The Australian’s editor-in-chief, Chris Mitchell, plumbed new depths of hypocrisy and pettiness on Saturday.

His obsession with Robert Manne and all things supposedly “left” produced yet another splash off the back of a Kevin Rudd interview marking 100 days in office.

David Burchell followed it up today with this rave on The Australian’s opinion page.

Publications sometimes have obsessions that just go too far. Crikey had one in our early days with Natasha Stott Despoja. The West Australian’s editor Paul Armstrong just can’t let go of long-time Brian Burke opponent Jim McGinty, the WA Attorney General and Health Minister. As McGinty told Radio National’s Media Report last week: “When you get 13% of all editorials in the first half of last year viciously personally directed against one person, who frankly doesn’t warrant that amount of coverage, you start to think there’s something bitter, personal and unprofessional going on.”

The same applies to Robert Manne. He is not the root of all evil, deserving this constant battering in The Australian.

The Monthly is out today and Gideon Haigh notes Chris Mitchell’s “legendary ability for enmity” in his fascinating cover story on the demise of The Bulletin.

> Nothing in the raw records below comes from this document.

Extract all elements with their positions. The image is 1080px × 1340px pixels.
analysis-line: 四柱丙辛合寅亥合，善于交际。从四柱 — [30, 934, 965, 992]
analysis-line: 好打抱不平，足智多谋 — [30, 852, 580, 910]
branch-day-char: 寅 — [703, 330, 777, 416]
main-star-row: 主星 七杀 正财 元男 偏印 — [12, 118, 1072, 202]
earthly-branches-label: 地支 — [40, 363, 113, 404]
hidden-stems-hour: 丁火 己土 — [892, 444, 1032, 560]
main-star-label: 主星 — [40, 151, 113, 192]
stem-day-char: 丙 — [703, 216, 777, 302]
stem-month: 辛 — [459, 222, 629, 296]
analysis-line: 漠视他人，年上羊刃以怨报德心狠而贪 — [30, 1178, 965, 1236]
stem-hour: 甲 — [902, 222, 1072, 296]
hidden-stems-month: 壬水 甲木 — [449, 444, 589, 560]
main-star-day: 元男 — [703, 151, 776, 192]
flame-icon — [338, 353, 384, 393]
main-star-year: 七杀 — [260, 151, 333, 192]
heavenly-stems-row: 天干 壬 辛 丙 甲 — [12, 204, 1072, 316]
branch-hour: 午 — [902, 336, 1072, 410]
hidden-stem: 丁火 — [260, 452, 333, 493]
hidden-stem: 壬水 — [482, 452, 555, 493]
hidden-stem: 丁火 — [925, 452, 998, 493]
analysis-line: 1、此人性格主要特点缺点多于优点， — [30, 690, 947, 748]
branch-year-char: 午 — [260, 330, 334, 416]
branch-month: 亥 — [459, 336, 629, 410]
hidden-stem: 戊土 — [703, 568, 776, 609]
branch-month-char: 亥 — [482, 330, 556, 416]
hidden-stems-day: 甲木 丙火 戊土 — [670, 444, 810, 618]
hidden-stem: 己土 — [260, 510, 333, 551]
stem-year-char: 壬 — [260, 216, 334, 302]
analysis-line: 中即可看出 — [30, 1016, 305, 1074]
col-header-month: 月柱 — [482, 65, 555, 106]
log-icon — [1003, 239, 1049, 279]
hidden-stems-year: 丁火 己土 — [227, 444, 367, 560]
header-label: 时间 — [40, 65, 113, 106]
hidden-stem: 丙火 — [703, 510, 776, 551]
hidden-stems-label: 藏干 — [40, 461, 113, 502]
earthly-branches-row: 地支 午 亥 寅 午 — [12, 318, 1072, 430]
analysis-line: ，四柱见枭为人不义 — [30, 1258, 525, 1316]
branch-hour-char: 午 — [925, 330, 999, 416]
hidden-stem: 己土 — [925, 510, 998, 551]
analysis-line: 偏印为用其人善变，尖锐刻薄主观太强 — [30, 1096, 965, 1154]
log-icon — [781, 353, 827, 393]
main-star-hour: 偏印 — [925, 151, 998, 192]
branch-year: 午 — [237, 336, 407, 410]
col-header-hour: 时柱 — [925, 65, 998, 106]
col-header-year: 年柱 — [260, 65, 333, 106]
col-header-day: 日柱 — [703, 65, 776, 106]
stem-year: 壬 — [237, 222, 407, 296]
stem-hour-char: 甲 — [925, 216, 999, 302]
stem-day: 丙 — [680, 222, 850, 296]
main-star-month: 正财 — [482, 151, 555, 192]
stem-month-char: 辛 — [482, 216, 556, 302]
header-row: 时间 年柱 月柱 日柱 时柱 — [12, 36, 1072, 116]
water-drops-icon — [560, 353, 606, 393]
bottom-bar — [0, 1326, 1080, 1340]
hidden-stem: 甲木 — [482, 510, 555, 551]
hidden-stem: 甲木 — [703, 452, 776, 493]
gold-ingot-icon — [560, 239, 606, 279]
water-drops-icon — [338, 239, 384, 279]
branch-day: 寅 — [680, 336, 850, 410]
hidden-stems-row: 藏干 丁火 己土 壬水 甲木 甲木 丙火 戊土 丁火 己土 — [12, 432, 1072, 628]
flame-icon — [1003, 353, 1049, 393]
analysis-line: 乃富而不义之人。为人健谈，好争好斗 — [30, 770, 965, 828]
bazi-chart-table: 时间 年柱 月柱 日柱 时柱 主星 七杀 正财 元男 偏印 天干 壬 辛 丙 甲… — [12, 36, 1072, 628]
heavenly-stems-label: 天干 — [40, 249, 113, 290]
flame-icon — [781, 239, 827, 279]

For someone so combative, it is extraordinary that Mitchell can simultaneously be so subservient to his boss, Rupert Murdoch. Take Saturday’s editorial which opened as follows:

THE Weekend Australian rarely sees eye to eye with editorial writers at The Sydney Morning Herald, who too often view the world through the froth of inner-city cappucino. So it was pleasing last year when the Fairfax journal called for the removal of restrictions to press freedom and signed on to the industry’s Right to Know campaign. It is disturbing, therefore, to learn that Fairfax executives have launched a witch-hunt to track down a brave whistleblower on their staff. In December last year, The Australian published pictures taken in The Sydney Morning Herald‘s newsroom where a series of murals, recently installed, featured News Corporation chairman and chief executive Rupert Murdoch. It was, we think , a fine tribute to one of Australia’s most successful entrepreneurs…

And on it went.

The only problem with editorialising about whistle-blowers and press freedom is the company’s approach to Bruce Dover, the insider whose book, Rupert’s adventures in China: how Murdoch lost a fortune and found a wife, exposed the Sun King’s appalling grovelling to the Chinese dictators.

While the vast Murdoch empire is yet to even mention Dover or his book, at least we’ve got the likes of Slate editor at large Jack Shafer whose hard-hitting review has already had more than 39,000 page views. Shafer has also picked up on the International Herald Tribune’s coverage of our tale last week about the Eric Ellis review which was dropped by Murdoch’s already cowering editors at The Far Eastern Economic Review.

If Mitchell wants to lecture anyone about free speech and whistleblowers, he should first run a review of Dover’s book, not editorialise about this “most successful entrepreneur” who pays his wage.